Outra história tocante é a da psicanalista Maria Isabel Medeiros, de 63 anos, do Rio de Janeiro, que também enfrentou a leucemia mieloide aguda. Ela foi salva pelo filho, Gabriel de França Cancela, em um transplante alogênico realizado em fevereiro de 2025. Para ela, a experiência foi tão intensa que descreveu a troca de DNA como uma inversão de papéis: “Passei a ser sua filha”. Gabriel, por sua vez, relatou um misto de emoções ao saber da compatibilidade: “Alegria, alívio e gratidão”.

Ambos ressaltaram a simplicidade do procedimento e a importância de se tornar doador. Gabriel destacou que doar medula é um ato que transforma vidas inteiras: “Você não salva só um paciente, você abraça toda uma família”.
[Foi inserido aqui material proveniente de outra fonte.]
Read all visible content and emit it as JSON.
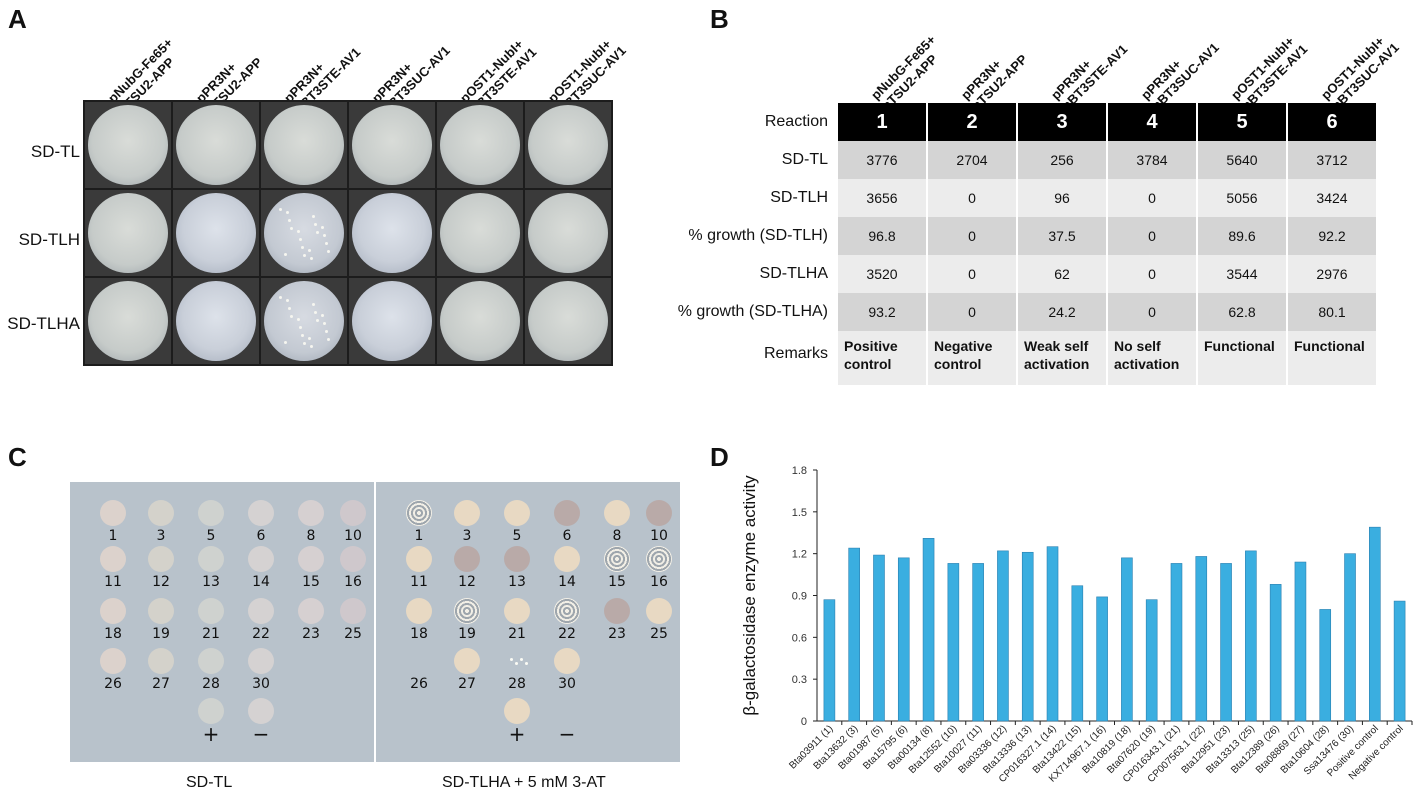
{
  "panels": {
    "A": "A",
    "B": "B",
    "C": "C",
    "D": "D"
  },
  "plasmid_labels": [
    {
      "l1": "pNubG-Fe65+",
      "l2": "pTSU2-APP"
    },
    {
      "l1": "pPR3N+",
      "l2": "pTSU2-APP"
    },
    {
      "l1": "pPR3N+",
      "l2": "pBT3STE-AV1"
    },
    {
      "l1": "pPR3N+",
      "l2": "pBT3SUC-AV1"
    },
    {
      "l1": "pOST1-NubI+",
      "l2": "pBT3STE-AV1"
    },
    {
      "l1": "pOST1-NubI+",
      "l2": "pBT3SUC-AV1"
    }
  ],
  "plate_rows": [
    "SD-TL",
    "SD-TLH",
    "SD-TLHA"
  ],
  "table": {
    "header_label": "Reaction",
    "reactions": [
      "1",
      "2",
      "3",
      "4",
      "5",
      "6"
    ],
    "rows": [
      {
        "label": "SD-TL",
        "values": [
          "3776",
          "2704",
          "256",
          "3784",
          "5640",
          "3712"
        ]
      },
      {
        "label": "SD-TLH",
        "values": [
          "3656",
          "0",
          "96",
          "0",
          "5056",
          "3424"
        ]
      },
      {
        "label": "% growth (SD-TLH)",
        "values": [
          "96.8",
          "0",
          "37.5",
          "0",
          "89.6",
          "92.2"
        ]
      },
      {
        "label": "SD-TLHA",
        "values": [
          "3520",
          "0",
          "62",
          "0",
          "3544",
          "2976"
        ]
      },
      {
        "label": "% growth (SD-TLHA)",
        "values": [
          "93.2",
          "0",
          "24.2",
          "0",
          "62.8",
          "80.1"
        ]
      }
    ],
    "remarks_label": "Remarks",
    "remarks": [
      {
        "l1": "Positive",
        "l2": "control"
      },
      {
        "l1": "Negative",
        "l2": "control"
      },
      {
        "l1": "Weak self",
        "l2": "activation"
      },
      {
        "l1": "No self",
        "l2": "activation"
      },
      {
        "l1": "Functional",
        "l2": ""
      },
      {
        "l1": "Functional",
        "l2": ""
      }
    ]
  },
  "spot_labels": [
    "1",
    "3",
    "5",
    "6",
    "8",
    "10",
    "11",
    "12",
    "13",
    "14",
    "15",
    "16",
    "18",
    "19",
    "21",
    "22",
    "23",
    "25",
    "26",
    "27",
    "28",
    "30",
    "+",
    "−"
  ],
  "captions": {
    "left": "SD-TL",
    "right": "SD-TLHA + 5 mM 3-AT"
  },
  "chart_data": {
    "type": "bar",
    "ylabel": "β-galactosidase enzyme activity",
    "xlabel": "",
    "ylim": [
      0,
      1.8
    ],
    "yticks": [
      "0",
      "0.3",
      "0.6",
      "0.9",
      "1.2",
      "1.5",
      "1.8"
    ],
    "bar_color": "#3aaee0",
    "categories": [
      "Bta03911 (1)",
      "Bta13632 (3)",
      "Bta01987 (5)",
      "Bta15795 (6)",
      "Bta00134 (8)",
      "Bta12552 (10)",
      "Bta10027 (11)",
      "Bta03336 (12)",
      "Bta13336 (13)",
      "CP016327.1 (14)",
      "Bta13422 (15)",
      "KX714967.1 (16)",
      "Bta10819 (18)",
      "Bta07620 (19)",
      "CP016343.1 (21)",
      "CP007563.1 (22)",
      "Bta12951 (23)",
      "Bta13313 (25)",
      "Bta12389 (26)",
      "Bta08869 (27)",
      "Bta10604 (28)",
      "Ssa13476 (30)",
      "Positive control",
      "Negative control"
    ],
    "values": [
      0.87,
      1.24,
      1.19,
      1.17,
      1.31,
      1.13,
      1.13,
      1.22,
      1.21,
      1.25,
      0.97,
      0.89,
      1.17,
      0.87,
      1.13,
      1.18,
      1.13,
      1.22,
      0.98,
      1.14,
      0.8,
      1.2,
      1.39,
      0.86
    ]
  }
}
O Redome (Registro Brasileiro de Doadores Voluntários de Medula Óssea), o terceiro maior do mundo, orienta que interessados devem ter entre 18 e 35 anos, estar em boas condições de saúde e procurar um hemocentro para se cadastrar. A coleta de sangue é usada para identificar a compatibilidade genética, e o cadastro permanece ativo até os 60 anos. Mesmo que a compatibilidade nunca ocorra, o simples ato de se cadastrar já representa esperança para milhares.